Deux ans et une fuite rocambolesque plus tard, son retour précipité au Liban interpelle. "Ils ne peuvent pas le traiter de cette façon, c'est porter atteinte à sa dignité et son honneur", s’est ainsi indignée auprès de la presse une voisine, installée dans l'immeuble accolé à la villa de l’ancien dirigeant. Et d’ajouter : "Nous, ses voisins, avons énormément de respect pour lui. Il est un exemple de réussite pour les Libanais". Le journaliste Ricardo Karam, réputé proche de Carlos Ghosn qu'il a reçu à plusieurs reprises sur son plateau de télévision, a lui aussi salué le coup de théâtre. "Bienvenue à la liberté et aux droits de l'Homme", a-t-il écrit sur Twitter.

D’autres voix, moins élogieuses, se sont également élevées. Lucien Bourjeily, réalisateur de cinéma qui soutient avec ferveur la contestation au Liban, s'est amusé de voir Carlos Ghosn critiquer le système judiciaire japonais. "Il est venu pour le confort et "l'efficacité" d'un système judiciaire libanais qui n'a jamais mis un politicien en prison pour corruption, même si des milliards de fonds publics sont détournés chaque année", a-t-il écrit sur Twitter. Une autre internaute, Guitta Abi Fadel, s'étonne sur Facebook de voir le Liban "n'attirer que des voleurs".

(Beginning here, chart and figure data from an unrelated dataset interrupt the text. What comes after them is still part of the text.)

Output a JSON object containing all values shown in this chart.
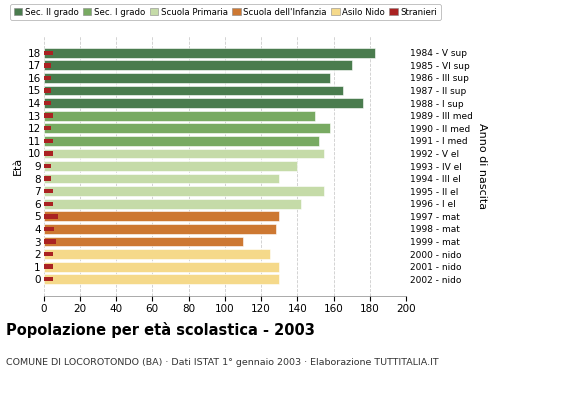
{
  "ages": [
    18,
    17,
    16,
    15,
    14,
    13,
    12,
    11,
    10,
    9,
    8,
    7,
    6,
    5,
    4,
    3,
    2,
    1,
    0
  ],
  "anno_nascita": [
    "1984 - V sup",
    "1985 - VI sup",
    "1986 - III sup",
    "1987 - II sup",
    "1988 - I sup",
    "1989 - III med",
    "1990 - II med",
    "1991 - I med",
    "1992 - V el",
    "1993 - IV el",
    "1994 - III el",
    "1995 - II el",
    "1996 - I el",
    "1997 - mat",
    "1998 - mat",
    "1999 - mat",
    "2000 - nido",
    "2001 - nido",
    "2002 - nido"
  ],
  "bar_values": [
    183,
    170,
    158,
    165,
    176,
    150,
    158,
    152,
    155,
    140,
    130,
    155,
    142,
    130,
    128,
    110,
    125,
    130,
    130
  ],
  "stranieri": [
    5,
    4,
    4,
    4,
    4,
    5,
    4,
    5,
    5,
    4,
    4,
    5,
    5,
    8,
    6,
    7,
    5,
    5,
    5
  ],
  "bar_colors": [
    "#4a7c4e",
    "#4a7c4e",
    "#4a7c4e",
    "#4a7c4e",
    "#4a7c4e",
    "#78aa62",
    "#78aa62",
    "#78aa62",
    "#c5dba8",
    "#c5dba8",
    "#c5dba8",
    "#c5dba8",
    "#c5dba8",
    "#cd7832",
    "#cd7832",
    "#cd7832",
    "#f5d98a",
    "#f5d98a",
    "#f5d98a"
  ],
  "legend_labels": [
    "Sec. II grado",
    "Sec. I grado",
    "Scuola Primaria",
    "Scuola dell'Infanzia",
    "Asilo Nido",
    "Stranieri"
  ],
  "legend_colors": [
    "#4a7c4e",
    "#78aa62",
    "#c5dba8",
    "#cd7832",
    "#f5d98a",
    "#aa2222"
  ],
  "stranieri_color": "#aa2222",
  "xlim": [
    0,
    200
  ],
  "xticks": [
    0,
    20,
    40,
    60,
    80,
    100,
    120,
    140,
    160,
    180,
    200
  ],
  "title": "Popolazione per età scolastica - 2003",
  "subtitle": "COMUNE DI LOCOROTONDO (BA) · Dati ISTAT 1° gennaio 2003 · Elaborazione TUTTITALIA.IT",
  "ylabel_left": "Età",
  "ylabel_right": "Anno di nascita",
  "bg_color": "#ffffff",
  "bar_height": 0.78,
  "grid_color": "#cccccc"
}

Il faut dire que ce retour intervient à un moment particulier pour le Liban. Le pays est en effet secoué depuis le 17 octobre par une contestation inédite qui dénonce la corruption, l'affairisme et l'incompétence de la classe politique. Militants et contestataires n'ont ainsi pas manqué de tourner en dérision l'arrivée surprise du dirigeant. "Comme si le pays n'avait pas assez de voleurs pour que Carlos Ghosn nous tombe soudainement dessus", s'insurge Ali Mourad, un enseignant universitaire. De son côté, le musicien Ziyad Sahhab a raillé le retour de l'homme d'affaires vers "un environnement qui encourage les voleurs". "Nous réclamons le retour de l'argent volé, pas des voleurs", a-t-il conclu.